Я притащил в редакцию целую кучу рукописей; там были лирические стихи, две поэмы и несколько новелл из "Хакасской тетради".
Принимая бумаги, Дубинин сказал:
- Ничего себе архив! - Он посвистал негромко. - Да тут материалов - на полное академическое собрание. Такие обычно делаются посмертно…
- Ну, помирать я пока не собираюсь, - улыбнулся я, - и потому не претендую - на полное… Достаточно будет, если вы отберете какой-нибудь цикл стихов или - парочку рассказов. Даю вам право выбора!
- Даете, значит, такое право? - проговорил он иронически. - Ну, ну… Спасибо.
И потом - поднимая брови:
- Где ж это вы все - успели? Когда понастряпали?
- В тайге, - сказал я смирным голосом. - По вечерам. В свободное от работы время.
- Поглядим, - протянул он. - Посмотрим! А вы - покурите пока. Или прогуляйтесь по редакции, что ли…
Я покурил. И потом - прогулялся. И снова меня окружила и взбудоражила знакомая редакционная атмосфера; суета и гомон, и несмолкаемый стрекот машинок, и особый неповторимый запах типографской краски… Была во всем этом какая-то проклятая, дьявольская притягательность, была - что говорить!
Часа два спустя я заглянул к Дубинину - и застал его оживленно разговаривающим по телефону. Вид у него был уже не тот, что вначале; он словно бы и впрямь проснулся!
С треском бросив трубку на рычаг, он поворотился ко мне и сказал, сразу переходя на «ты» и как бы подчеркивая этим новую, дружественную форму отношений:
- Эй, старик! Ты где же шляешься? Я уже тут говорил - насчет тебя.
- С кем же это ты?.. - спросил я, подхватывая новый тон.
- С заместителем главного редактора. Он приглашает… Идем!
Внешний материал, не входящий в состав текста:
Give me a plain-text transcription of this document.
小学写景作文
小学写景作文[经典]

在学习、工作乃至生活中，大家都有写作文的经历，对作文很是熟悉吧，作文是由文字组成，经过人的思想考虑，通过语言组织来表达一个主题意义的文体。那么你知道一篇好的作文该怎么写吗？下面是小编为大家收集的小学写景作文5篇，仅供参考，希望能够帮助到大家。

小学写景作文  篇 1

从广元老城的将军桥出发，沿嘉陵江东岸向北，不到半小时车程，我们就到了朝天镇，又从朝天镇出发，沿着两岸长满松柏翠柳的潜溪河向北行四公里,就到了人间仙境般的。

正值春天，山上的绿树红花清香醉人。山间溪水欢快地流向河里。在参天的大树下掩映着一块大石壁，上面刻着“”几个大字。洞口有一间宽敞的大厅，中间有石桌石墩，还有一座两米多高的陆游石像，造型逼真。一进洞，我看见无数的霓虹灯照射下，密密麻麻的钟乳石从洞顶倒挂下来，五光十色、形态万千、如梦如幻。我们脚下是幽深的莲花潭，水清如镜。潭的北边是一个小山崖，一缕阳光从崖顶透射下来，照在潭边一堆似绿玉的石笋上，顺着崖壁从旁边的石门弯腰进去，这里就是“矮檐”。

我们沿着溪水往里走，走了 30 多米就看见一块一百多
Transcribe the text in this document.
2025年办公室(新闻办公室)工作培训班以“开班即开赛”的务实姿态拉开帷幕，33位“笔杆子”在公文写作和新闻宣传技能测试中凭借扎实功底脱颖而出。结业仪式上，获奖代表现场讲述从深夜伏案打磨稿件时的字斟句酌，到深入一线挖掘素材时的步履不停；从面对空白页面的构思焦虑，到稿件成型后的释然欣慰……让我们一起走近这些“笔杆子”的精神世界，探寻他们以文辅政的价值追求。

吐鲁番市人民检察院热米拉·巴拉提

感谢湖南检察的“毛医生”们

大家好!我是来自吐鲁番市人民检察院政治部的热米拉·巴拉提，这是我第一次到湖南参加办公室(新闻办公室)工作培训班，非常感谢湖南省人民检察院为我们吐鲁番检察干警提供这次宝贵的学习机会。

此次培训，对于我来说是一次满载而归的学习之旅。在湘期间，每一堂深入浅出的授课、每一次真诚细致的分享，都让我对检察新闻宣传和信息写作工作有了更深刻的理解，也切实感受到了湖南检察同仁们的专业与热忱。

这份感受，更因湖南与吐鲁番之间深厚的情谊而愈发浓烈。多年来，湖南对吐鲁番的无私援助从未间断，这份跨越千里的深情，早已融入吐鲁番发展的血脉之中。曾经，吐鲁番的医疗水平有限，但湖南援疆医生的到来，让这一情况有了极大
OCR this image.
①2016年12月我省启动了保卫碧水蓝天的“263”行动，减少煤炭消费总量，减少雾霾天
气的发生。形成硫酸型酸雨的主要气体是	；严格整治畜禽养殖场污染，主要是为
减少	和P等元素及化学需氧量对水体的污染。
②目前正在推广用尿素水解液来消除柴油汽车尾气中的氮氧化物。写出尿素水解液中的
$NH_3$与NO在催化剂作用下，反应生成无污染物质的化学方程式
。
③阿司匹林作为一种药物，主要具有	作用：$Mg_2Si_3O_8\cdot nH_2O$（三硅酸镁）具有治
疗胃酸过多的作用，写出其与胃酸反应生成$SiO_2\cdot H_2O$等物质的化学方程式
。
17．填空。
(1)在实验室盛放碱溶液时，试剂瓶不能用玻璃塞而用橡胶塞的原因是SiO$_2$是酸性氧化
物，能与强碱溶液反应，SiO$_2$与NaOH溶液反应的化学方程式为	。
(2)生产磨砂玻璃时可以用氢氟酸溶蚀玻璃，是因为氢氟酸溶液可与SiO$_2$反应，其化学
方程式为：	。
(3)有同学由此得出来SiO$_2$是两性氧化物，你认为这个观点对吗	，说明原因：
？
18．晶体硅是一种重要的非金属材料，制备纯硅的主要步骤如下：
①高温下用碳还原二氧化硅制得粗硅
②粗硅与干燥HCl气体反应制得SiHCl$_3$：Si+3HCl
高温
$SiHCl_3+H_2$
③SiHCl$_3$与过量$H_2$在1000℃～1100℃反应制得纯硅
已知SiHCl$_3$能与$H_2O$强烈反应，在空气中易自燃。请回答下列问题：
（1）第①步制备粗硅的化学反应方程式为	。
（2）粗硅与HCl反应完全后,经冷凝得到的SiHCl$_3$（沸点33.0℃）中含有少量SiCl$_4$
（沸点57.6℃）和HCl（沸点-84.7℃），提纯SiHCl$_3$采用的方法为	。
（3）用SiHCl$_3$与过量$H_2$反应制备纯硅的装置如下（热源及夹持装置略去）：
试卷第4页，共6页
- Так ты, значит, считаешь…
- Естественно. Иначе - какой же был бы смысл?
- Ну, я рад.
- И я тоже, - сказал он, - это все-таки редкость, встретить среди "народных дарований" что-либо по-настоящему серьезное.
- А что тебе - к примеру… - начал я.
Он быстро сказал:
- Стихи! Лирические миниатюры, картины природы. Теперь, пробудясь, он все делал быстро, и - налету улавливая мысль - перебивал меня, опережал.
- Я просмотрел их, правда, наспех, - по диагонали - так что могу говорить лишь о первом, общем впечатлении… Так вот, оно неплохое.
- Ну, а как насчет…
- Прозы? Что ж, слог у тебя есть. Однако то, что ты принес, лучше даже и не показывать начальству. Во всяком случае - пока.
- Почему же?
- Да потому, что ты пишешь так, как будто живешь не в России, а где-нибудь на Западе…
- Что-о-о? - удивился я, - ну, брат, это ты загнул… При чем здесь какой-то дурацкий Запад?
- Ну, как же! Там ведь пишут - без тормозов. Работают, в основном, на эффект, на публику. И ты - тоже! Ты же никак не учитываешь наших требований, наших задач… Вот у тебя есть рассказ "Мирская тропа". Ты затронул в нем проблему сектантства. Проблема эта важная, серьезная, особенно - в здешних краях! Но какова же твоя позиция? Вместо того, чтобы осмыслить факты критически, - осудить и развенчать сектантство - ты ограничиваешься простым описательством. Мало того, ты даже как бы любуешься мрачным этим колоритом… Словом, ты оказался, как говорят журналисты, "в плену у материала". И это обстоятельство, имей в виду, сразу же отметят все, и поставят тебе в вину.
Дубинин произнес это бойкой скороговорочкой, слегка посмеиваясь, поигрывая бровью. Как бы приглашая меня отнестись к сказанному с юмором, но все-таки - запомнить и учесть, на всякий случай…
- Я ведь излагаю не столько свое личное мнение, сколько общую установку, - пояснил он, пряча рукопись в стол. - Понимаешь? - И замкнув ящик, пошагал к дверям.
- Постой-ка, - уперся я, - ты вот говоришь…
- Айда, старик, - мигнул он, - хватит митинговать! - И бесцеремонно потащил меня за рукав. - Начальство ждать не любит!